Time management issues:

Another timing consideration is the need to be doing many things at once.  As set out above, we'd need to be pelleting and resuspending the t=90 samples at the same time as we're diluting and plating the t=30 samples.  Better to spread out the exposure times a bit more (say 20 min, 60 min and 100 min), so the different tasks are due at different times.  The initial choices were semi-arbitrary, so these new times should be just as good.

Semi-final plan:
  1. Start with non-competent cells (in log-phase growth, at OD600 = 0.1?).

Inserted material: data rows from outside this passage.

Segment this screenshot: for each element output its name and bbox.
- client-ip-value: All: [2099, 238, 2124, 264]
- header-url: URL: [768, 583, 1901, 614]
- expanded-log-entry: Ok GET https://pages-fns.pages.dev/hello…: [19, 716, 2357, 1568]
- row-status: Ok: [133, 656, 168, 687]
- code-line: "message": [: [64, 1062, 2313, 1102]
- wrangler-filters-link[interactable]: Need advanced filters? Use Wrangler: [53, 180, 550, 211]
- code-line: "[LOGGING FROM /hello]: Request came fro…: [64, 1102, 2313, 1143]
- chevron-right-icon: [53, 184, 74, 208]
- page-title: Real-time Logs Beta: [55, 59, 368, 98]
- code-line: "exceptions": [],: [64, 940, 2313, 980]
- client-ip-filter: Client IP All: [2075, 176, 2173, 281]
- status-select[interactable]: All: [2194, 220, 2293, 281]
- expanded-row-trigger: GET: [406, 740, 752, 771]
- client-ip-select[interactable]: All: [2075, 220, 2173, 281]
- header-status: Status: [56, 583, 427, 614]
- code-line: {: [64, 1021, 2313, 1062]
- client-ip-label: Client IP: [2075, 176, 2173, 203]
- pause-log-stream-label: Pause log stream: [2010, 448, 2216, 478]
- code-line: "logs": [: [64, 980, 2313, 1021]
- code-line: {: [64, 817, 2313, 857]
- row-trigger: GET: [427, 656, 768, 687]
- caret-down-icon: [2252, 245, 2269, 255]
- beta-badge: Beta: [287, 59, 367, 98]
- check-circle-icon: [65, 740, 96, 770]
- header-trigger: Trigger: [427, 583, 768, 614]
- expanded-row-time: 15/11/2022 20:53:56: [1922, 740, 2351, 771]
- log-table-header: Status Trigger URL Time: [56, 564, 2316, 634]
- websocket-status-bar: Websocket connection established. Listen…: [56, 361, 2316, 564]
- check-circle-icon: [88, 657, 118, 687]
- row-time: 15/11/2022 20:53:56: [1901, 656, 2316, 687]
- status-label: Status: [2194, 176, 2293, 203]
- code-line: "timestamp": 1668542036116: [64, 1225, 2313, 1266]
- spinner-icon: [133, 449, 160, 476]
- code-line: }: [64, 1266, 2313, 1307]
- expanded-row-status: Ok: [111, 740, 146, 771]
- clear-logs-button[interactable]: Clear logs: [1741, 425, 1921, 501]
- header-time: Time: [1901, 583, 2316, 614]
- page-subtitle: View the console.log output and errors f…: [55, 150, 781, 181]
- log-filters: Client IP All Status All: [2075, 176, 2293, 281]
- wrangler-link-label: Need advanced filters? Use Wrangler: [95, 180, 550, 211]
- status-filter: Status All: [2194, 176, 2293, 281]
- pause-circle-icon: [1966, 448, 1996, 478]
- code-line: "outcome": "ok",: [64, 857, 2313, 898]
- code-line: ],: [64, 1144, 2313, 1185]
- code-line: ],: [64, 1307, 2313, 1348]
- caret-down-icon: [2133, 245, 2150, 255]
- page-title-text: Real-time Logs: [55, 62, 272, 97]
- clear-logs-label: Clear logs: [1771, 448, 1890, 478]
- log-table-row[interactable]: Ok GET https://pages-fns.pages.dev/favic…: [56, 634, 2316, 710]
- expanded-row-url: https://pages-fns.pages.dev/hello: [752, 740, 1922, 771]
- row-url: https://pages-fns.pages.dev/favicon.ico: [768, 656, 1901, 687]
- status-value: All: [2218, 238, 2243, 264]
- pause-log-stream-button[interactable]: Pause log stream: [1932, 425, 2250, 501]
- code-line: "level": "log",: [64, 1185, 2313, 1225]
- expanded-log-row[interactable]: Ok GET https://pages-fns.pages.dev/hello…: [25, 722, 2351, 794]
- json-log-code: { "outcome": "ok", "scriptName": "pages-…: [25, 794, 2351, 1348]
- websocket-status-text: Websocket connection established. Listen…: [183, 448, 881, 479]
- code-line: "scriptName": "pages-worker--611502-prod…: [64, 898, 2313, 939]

  2. Transfer 5 ml of the culture (undiluted or diluted 1:1 with sBHI) to tubes or tiny flasks with no drug, cAMP (1 mM), and three different concentrations of bicyclomycin, chosen after consideration of the Bioscreen results.  Use the undiluted culture for flasks with high bicyclomycin.  
  3. At three different times (20 min, 60 min, 100 min), pellet 1 ml of cells and resuspend them in sBHI medium containing 1 µg MAP7 DNA (no bicyclomycin).  Incubate for 1 hr, dilute and plate ± novobiocin to measure transformation and survival.